The problem is with the mould surface after demoulding from the master. Polishing the surface does not help to improve the parts of the surface that is affected. I have made moulds for 15 years now, and most of my moulds get affected by this problem. The first parts that comes out of new moulds gets the same surface imperfections and needs polishing. When the moulds get used and covered with wax the problem shows less on the parts... The imperfections on the mould surface shows up like a more dull, less shiny area. I have experienced the problem with the following gelcoat/wax combinations:
-SW18 and Norpol W70
-R&G P and TR wax
-F200 and PAT921
-F200 and HM racing Dolphine wax.
Backing epoxy have been L385/H386 or R&G epoxy L with hardener L.
Modus operandi:
All moulding operations are done in a composite lab at work that is temperature and humidity controlled.
Wax:
Before waxing the master gets cleaned with silicone remover or alcohol. (Only silicone free soap and water if it is a plexi-master)The master get waxed 5-8 times. Wax is applied and wiped with new piece of clean cotton cloth after a few minutes. The wax get polished later to shine. The waiting time in between wax layers are at least 6 hours. After last wax layer I wait at least 12 hours before moulding.
Gelcoat:
The gelcoat get mixed by hand in small 100g batches in a disposal cup with a stiring stick only rotated in one direction. After thorough mixing I pour the gelcoat from the cup over on a disposable paper plate without scraping the edges.

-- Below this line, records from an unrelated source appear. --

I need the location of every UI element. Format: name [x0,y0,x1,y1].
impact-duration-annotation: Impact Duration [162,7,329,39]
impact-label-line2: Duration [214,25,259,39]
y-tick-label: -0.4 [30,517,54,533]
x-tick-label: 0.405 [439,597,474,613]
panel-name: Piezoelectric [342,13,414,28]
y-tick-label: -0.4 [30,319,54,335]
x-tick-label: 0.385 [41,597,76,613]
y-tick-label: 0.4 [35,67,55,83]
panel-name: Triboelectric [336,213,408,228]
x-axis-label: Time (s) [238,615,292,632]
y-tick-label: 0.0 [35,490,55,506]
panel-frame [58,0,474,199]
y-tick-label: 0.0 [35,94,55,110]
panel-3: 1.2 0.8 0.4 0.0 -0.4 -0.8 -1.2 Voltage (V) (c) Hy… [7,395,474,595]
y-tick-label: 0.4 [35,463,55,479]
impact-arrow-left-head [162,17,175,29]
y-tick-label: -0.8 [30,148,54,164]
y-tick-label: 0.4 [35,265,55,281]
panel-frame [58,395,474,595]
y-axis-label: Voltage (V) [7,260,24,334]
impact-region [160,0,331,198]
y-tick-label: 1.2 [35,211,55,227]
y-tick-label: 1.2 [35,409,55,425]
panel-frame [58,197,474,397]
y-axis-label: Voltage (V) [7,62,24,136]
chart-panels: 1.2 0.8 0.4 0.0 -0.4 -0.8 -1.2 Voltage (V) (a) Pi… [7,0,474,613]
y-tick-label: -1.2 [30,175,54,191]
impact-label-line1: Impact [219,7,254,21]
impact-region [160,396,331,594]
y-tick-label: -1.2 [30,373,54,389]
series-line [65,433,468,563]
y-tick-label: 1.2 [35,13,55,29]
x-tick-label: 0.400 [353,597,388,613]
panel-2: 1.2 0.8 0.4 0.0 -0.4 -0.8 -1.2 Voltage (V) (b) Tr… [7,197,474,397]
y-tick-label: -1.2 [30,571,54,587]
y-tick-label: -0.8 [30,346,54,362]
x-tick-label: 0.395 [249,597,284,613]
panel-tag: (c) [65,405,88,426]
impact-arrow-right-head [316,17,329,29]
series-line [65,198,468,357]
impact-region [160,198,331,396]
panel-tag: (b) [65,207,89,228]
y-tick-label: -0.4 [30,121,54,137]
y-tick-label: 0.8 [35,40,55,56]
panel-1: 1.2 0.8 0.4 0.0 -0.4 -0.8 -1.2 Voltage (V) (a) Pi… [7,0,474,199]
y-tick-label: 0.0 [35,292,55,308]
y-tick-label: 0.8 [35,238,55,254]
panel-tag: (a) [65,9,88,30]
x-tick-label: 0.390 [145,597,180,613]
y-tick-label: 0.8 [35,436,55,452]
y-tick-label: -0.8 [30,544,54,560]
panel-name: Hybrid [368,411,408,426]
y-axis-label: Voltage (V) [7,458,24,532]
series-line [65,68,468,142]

Before applying the gelcoat I check that the waxed surface is perfectly shiney and clean. The gelcoat gets applied with an R&G epoxy brush. I start at one end of the positive and only apply the gelcoat in one direction only. When applying the gelcoat I always start the brush stroke on top of already applied gelcoat to make an even coat. I let the gelcoat gel until not sticky to the touch anymore and always apply a second layer of gelcoat after this.
Backing layers
I use a very thin coat of epoxy mixed with cotton flocks, this is just to make sure that the edges don`t have bubbles. The layers are always two layers of 105g aero twill glass. Then I use a heavyer layer of glass and continue with multiaxial carbon and Poraver. The moulds get to harden for at least 15hours before adding backing layer on the Poraver.
After around 48 hours of hardening at around 25 degrees I put the moulds and master in the oven and ramp up 5C/hour up to around 45C and keep for at least 12 hours.
The moulds get demoulded after around a week of hardening. The surface get cleaned with soap and water or alcohol and if needed gets polished with 3M Perfect-it.
What am I doing wrong? I`m in the prosess of making new moulds and need to get to the bottom of this problem.
Currently I`m using SW18 and Norpol W70. The positives are made from plexiglass. Anyone had the same problem, and how did you solve it? Gideon, Arne, Sven care to comment?